Nanoparticle Delivers Antisense Agent to Tumors, Boosts Drug Effect in Resistant Tumors
A multifunctional drug delivery system consisting of a lipid-based nanoparticle, a standard anticancer drug, and a short nucleic acid designed to augment the activity of that drug has demonstrated the ability to treat drug-resistant tumor cells. This work, published in the journal Clinical Cancer Research, suggests a novel approach to treating drug-resistant tumors, the leading cause of cancer deaths.
Tamara Minko, Ph.D., of Rutgers University, led the team of investigators that developed this novel nanotherapeutic system for treating cancer. She and her colleagues set out to target a signaling pathway that causes tumors to trigger new blood vessel growth and to develop resistance to many anticancer drugs. To shut down this pathway, the investigators developed an antisense oligonucleotide that would bind to and inactivate messenger RNA coding for a protein known as hypoxia-inducible factor-1α, which, when present, activates the targeted pathway.

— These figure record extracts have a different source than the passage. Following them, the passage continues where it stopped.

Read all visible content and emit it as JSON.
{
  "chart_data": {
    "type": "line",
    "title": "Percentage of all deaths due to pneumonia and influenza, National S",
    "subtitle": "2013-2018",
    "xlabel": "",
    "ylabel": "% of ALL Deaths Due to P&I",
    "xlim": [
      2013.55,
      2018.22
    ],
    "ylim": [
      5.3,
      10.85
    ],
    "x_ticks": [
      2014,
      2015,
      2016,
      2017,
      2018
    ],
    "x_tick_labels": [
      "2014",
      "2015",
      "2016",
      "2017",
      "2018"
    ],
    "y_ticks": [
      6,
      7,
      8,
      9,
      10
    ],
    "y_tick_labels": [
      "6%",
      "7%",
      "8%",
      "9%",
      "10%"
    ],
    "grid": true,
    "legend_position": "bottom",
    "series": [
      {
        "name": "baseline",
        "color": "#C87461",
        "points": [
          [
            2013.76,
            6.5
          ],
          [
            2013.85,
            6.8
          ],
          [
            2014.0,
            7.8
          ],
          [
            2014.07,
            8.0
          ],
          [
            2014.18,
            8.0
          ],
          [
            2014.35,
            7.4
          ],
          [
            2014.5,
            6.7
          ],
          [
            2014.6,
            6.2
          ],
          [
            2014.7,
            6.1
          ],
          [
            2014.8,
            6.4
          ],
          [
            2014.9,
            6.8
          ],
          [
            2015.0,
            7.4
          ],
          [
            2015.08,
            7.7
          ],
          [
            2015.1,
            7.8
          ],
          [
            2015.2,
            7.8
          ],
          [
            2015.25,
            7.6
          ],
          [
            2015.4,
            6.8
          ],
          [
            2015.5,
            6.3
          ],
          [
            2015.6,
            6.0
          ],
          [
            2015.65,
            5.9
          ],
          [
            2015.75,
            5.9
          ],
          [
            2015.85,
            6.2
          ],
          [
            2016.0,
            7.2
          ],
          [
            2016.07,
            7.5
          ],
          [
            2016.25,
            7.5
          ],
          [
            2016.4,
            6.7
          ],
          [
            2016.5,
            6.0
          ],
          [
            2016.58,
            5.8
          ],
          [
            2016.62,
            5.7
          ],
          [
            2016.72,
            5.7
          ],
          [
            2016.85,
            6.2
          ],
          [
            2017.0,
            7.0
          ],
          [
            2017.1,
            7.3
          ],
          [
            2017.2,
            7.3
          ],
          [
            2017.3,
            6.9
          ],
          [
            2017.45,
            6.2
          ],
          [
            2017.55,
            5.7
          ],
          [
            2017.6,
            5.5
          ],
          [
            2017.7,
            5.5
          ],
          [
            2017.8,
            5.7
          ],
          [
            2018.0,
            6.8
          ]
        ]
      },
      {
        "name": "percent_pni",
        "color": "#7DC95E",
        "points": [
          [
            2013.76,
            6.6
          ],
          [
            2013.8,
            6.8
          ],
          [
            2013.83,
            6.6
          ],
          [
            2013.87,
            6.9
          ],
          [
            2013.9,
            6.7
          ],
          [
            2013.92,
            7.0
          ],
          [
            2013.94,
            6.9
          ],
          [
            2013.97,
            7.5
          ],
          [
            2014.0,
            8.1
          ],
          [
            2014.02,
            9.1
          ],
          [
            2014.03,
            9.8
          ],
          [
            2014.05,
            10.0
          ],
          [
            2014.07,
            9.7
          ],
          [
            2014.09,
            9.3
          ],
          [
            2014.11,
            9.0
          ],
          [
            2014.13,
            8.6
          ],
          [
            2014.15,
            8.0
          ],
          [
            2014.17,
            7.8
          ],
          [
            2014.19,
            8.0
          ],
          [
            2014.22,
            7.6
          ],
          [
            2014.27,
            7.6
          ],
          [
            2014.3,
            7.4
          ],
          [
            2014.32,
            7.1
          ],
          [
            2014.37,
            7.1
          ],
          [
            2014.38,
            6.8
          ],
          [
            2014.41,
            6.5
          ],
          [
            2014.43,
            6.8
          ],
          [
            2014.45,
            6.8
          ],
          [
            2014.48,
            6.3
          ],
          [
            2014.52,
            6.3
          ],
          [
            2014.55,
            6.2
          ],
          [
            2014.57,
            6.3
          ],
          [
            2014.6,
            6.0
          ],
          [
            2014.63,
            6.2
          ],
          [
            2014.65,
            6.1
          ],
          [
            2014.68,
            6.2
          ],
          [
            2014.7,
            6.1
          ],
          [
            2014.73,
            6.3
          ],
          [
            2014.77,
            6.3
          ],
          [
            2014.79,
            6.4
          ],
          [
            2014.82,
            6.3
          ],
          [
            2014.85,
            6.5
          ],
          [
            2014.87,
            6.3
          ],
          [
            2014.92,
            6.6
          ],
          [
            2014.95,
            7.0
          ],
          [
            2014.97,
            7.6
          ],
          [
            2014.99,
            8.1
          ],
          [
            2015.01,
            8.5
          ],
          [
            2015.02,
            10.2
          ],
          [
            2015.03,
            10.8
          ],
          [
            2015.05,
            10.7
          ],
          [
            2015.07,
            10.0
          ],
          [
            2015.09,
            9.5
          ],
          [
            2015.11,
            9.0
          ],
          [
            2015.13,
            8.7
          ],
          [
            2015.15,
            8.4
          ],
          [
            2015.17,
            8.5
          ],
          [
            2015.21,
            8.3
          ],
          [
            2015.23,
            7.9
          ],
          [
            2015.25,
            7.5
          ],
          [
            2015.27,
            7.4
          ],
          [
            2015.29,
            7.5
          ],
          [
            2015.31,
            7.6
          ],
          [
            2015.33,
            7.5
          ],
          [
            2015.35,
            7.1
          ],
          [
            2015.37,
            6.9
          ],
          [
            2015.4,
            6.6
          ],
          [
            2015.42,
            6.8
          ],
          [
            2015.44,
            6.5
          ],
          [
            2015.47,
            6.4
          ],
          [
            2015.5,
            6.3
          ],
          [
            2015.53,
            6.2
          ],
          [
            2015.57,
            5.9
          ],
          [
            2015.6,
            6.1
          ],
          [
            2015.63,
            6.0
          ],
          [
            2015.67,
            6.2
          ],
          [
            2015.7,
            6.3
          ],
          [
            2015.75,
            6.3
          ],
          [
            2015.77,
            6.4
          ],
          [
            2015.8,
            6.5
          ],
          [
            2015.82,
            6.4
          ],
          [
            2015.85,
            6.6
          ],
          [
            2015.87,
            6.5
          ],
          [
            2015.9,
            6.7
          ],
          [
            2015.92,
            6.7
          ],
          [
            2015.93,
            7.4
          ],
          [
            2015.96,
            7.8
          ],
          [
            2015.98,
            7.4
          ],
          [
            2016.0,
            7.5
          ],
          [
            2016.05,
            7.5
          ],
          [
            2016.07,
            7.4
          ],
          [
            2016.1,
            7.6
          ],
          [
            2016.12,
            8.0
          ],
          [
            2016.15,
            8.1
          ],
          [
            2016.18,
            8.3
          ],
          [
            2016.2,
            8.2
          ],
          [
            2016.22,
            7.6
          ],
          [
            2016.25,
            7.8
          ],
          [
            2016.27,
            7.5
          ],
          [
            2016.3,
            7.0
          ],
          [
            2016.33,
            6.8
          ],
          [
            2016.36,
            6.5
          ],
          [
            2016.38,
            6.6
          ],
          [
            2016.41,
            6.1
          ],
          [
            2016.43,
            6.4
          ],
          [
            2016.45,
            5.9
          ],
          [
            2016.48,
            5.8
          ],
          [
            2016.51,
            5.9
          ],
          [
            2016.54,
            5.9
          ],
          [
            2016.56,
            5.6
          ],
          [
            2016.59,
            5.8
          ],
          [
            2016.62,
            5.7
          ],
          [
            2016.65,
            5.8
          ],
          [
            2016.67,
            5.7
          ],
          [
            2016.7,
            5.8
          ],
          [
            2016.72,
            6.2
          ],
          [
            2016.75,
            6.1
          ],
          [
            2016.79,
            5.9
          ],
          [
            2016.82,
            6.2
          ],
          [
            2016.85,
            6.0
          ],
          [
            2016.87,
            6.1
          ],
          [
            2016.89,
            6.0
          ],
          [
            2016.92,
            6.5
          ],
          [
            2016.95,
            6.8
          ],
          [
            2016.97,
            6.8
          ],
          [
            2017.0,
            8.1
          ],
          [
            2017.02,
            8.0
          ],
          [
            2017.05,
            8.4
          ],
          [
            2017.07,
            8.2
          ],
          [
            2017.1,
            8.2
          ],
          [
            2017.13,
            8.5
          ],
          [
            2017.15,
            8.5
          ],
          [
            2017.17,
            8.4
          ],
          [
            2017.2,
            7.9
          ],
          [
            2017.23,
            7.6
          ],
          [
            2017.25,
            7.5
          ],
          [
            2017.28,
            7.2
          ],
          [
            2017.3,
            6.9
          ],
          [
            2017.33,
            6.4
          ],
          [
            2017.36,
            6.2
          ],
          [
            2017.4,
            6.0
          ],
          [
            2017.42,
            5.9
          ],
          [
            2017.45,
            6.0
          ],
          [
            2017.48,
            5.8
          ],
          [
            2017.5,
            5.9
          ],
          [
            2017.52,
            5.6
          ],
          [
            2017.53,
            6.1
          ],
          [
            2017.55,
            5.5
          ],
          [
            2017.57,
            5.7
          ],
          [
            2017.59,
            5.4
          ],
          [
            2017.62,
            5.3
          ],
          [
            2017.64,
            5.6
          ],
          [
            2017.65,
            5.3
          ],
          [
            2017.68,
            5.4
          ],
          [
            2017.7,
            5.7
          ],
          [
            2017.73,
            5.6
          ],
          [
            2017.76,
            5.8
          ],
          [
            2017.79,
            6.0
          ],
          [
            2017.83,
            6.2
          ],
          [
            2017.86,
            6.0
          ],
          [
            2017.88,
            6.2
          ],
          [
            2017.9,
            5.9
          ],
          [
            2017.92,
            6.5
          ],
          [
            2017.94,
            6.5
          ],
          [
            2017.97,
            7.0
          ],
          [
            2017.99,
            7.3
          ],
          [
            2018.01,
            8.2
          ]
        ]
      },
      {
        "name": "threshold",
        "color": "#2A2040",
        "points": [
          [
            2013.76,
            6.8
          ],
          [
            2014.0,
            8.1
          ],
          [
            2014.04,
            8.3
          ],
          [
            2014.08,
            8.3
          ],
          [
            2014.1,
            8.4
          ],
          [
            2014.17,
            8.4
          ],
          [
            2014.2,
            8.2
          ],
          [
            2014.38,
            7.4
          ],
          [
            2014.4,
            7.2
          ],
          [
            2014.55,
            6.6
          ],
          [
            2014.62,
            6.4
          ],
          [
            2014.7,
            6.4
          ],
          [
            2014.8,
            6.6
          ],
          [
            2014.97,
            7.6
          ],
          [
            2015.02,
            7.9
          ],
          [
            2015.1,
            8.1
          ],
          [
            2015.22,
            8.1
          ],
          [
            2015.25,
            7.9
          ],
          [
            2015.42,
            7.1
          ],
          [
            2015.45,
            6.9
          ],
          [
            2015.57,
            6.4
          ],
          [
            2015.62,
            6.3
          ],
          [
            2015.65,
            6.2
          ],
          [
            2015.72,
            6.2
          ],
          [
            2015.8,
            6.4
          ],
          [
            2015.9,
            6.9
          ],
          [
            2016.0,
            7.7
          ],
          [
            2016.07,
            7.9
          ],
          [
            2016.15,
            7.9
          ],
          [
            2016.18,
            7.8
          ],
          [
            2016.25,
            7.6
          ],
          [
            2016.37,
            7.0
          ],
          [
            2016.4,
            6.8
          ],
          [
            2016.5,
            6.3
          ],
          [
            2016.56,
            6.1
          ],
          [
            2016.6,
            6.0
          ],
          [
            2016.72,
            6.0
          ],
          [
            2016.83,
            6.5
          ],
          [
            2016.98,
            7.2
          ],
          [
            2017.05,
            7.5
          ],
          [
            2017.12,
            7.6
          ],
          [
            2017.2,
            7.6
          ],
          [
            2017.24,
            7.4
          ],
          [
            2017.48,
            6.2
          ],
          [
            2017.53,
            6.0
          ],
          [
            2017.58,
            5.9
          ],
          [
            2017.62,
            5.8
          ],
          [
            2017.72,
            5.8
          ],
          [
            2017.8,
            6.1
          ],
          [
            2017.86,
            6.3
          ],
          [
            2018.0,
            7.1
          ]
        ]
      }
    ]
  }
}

To deliver this antisense agent to tumor cells, the investigators created a lipid-based nanoparticle, or liposome, that would stably incorporate both the antisense agent and the anticancer drug doxorubicin. The investigators also created two additional liposomes as controls, each of which was loaded with only one of the two therapeutic agents. Tests with both isolated tumor cells and with animals bearing human tumors showed that administration of the multifunctional nanoparticle was more effective at killing tumor cells than was coadministration of the two single-component liposomes. At the same time, the multifunctional liposome produced fewer side effects than did the combination of the two single-component liposomes. The investigators hypothesized that cells may have a limited ability to take up liposomes, so including both drugs in a single liposome would increase cellular uptake of the active ingredients relative to when these agents are delivered using two separate liposomes.
This work, which was supported by the NCI, is detailed in the paper “Nonviral Nanoscale-Based Delivery of Antisense Oligonucleotides Targeted to Hypoxia-Inducible Factor 1α Enhances the Efficacy of Chemotherapy in Drug-Resistant Tumor.” Investigators from George Mason University, Georgetown University Medical Center, and the Cancer Institute of New Jersey also participated in this study. An abstract of this paper is available at the journal’s Web site.